JAKARTA (TEROPONGSENAYAN) --Upaya pemberantasan korupsi di Indonesia terus menjadi perhatian serius.
Salah satu wacana penting adalah penerapan mekanisme Non-Conviction Based Asset Forfeiture (NCB) atau perampasan aset tanpa pemidanaan.
Langkah ini dinilai mampu memperkuat upaya pemulihan kerugian negara dari hasil tindak pidana korupsi, terutama dalam kondisi di mana pelaku tidak dapat dijerat melalui jalur pidana konvensional.
Namun demikian menurut Ahli Hukum dan Pembangunan Universitas Airlangga, Hardjuno Wiwoho, untuk menerapkan penerapan NCB di Indonesia, memerlukan beberapa perbaikan, baik dari sisi regulasi maupun budaya hukum.
Hardjuno menilai, Indonesia membutuhkan regulasi yang secara khusus mengatur mekanisme NCB agar dapat berjalan efektif.
Saat ini, sebagian besar perampasan aset diatur dalam kerangka hukum pidana melalui Undang-Undang Tindak Pidana Korupsi (UU Tipikor).
Namun, mekanisme ini mensyaratkan putusan pengadilan yang berkekuatan hukum teta sebelum aset dapat dirampas.
“Dalam banyak kasus, kondisi seperti meninggalnya pelaku atau kurangnya alat bukti sering kali menghambat proses hukum pidana. Di sinilah NCB menjadi relevan, karena memungkinkan negara untuk merampas aset tanpa harus menunggu pelaku dinyatakan bersalah,” jelas Hardjuno.
Menurutnya, regulasi NCB membutuhkan pendekatan hukum perdata yang terpisah dari hukum pidana. “Jika digabungkan dengan UU Tipikor, dikhawatirkan akan terjadi tumpang tindih yang menghambat implementasi NCB,” tambahnya.
Tantangan Implementasi
Meski potensial, Hardjuno menyoroti beberapa tantangan dalam penerapan NCB.
Salah satunya adalah resistensi politik dan birokrasi.
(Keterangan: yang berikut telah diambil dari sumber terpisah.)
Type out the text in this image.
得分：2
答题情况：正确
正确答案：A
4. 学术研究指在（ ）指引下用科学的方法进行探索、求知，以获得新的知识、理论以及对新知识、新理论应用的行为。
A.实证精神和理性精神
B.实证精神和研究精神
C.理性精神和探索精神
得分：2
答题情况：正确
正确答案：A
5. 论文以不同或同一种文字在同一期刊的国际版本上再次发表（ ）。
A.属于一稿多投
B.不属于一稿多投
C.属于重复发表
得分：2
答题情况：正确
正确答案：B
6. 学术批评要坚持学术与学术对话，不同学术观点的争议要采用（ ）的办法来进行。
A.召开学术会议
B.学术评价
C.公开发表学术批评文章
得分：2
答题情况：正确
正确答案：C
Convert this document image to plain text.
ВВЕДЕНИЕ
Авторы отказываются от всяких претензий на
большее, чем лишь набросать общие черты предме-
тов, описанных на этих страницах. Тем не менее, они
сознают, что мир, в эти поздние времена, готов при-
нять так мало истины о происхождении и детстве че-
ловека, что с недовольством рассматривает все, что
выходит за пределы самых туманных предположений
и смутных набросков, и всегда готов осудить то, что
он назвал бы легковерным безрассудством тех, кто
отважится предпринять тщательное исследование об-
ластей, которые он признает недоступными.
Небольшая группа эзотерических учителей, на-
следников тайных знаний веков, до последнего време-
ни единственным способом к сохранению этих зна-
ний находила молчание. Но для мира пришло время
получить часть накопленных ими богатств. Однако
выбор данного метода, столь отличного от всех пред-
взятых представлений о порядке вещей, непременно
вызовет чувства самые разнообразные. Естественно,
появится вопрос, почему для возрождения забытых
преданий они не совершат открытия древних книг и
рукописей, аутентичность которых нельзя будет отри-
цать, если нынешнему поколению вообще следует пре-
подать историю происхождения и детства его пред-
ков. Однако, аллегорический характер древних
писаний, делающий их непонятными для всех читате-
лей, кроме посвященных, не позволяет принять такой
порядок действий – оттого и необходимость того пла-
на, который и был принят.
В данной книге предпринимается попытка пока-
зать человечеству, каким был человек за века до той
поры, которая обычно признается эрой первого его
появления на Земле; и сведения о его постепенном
“Banyak kasus korupsi melibatkan aktor-aktor dari sektor politik dan birokrasi, yang bisa saja menghambat pelaksanaan instrumen ini. Dibutuhkan keberanian politik dan komitmen yang kuat dari pemerintah,” tegasnya.
Ia juga menekankan perlunya sistem pengawasan yang ketat untuk mencegah penyalahgunaan kewenangan.
“Perampasan aset tanpa pemidanaan harus dilakukan secara transparan, dengan tetap menghormati hak asasi manusia. Proses ini tidak boleh melanggar prinsip keadilan, terutama terhadap pihak ketiga yang tidak terlibat dalam tindak pidana,” ujarnya.
Hardjuno juga menekankan pentingnya kerja sama internasional dalam mengimplementasikan NCB.
“Sebagian besar aset hasil korupsi sering disembunyikan di luar negeri. Indonesia perlu memperkuat perjanjian bantuan hukum timbal balik dengan negara-negara lain, terutama yang menjadi surga bagi aset koruptor,” kata dia.
Ia mencontohkan negara-negara seperti Amerika Serikat dan Australia yang telah berhasil menggunakan NCB untuk memulihkan aset yang disembunyikan di luar negeri.
“Kita bisa belajar dari mereka. Dengan pendekatan yang tepat, NCB bisa menjadi alat yang sangat efektif untuk memerangi korupsi,” tambahnya.
Harapan ke Depan, Hardjuno berharap Rancangan Undang-Undang (RUU) Perampasan Aset yang saat ini sedang dibahas dapat segera disahkan dengan kerangka hukum yang jelas dan implementasi yang matang.
“RUU ini penting untuk memberikan landasan hukum yang kuat dan memastikan bahwa pelaku kejahatan tidak lagi dapat menikmati hasil korupsinya,” pungkasnya.
Melalui penerapan NCB yang efektif, Hardjuno optimistis bahwa Indonesia dapat menciptakan sistem hukum yang lebih adil dan meningkatkan kepercayaan publik terhadap upaya pemberantasan korupsi.
“Kuncinya adalah konsistensi dan komitmen dari semua pihak. Jika ini bisa diwujudkan, tidak ada lagi tempat bagi koruptor untuk bersembunyi,” tutupnya.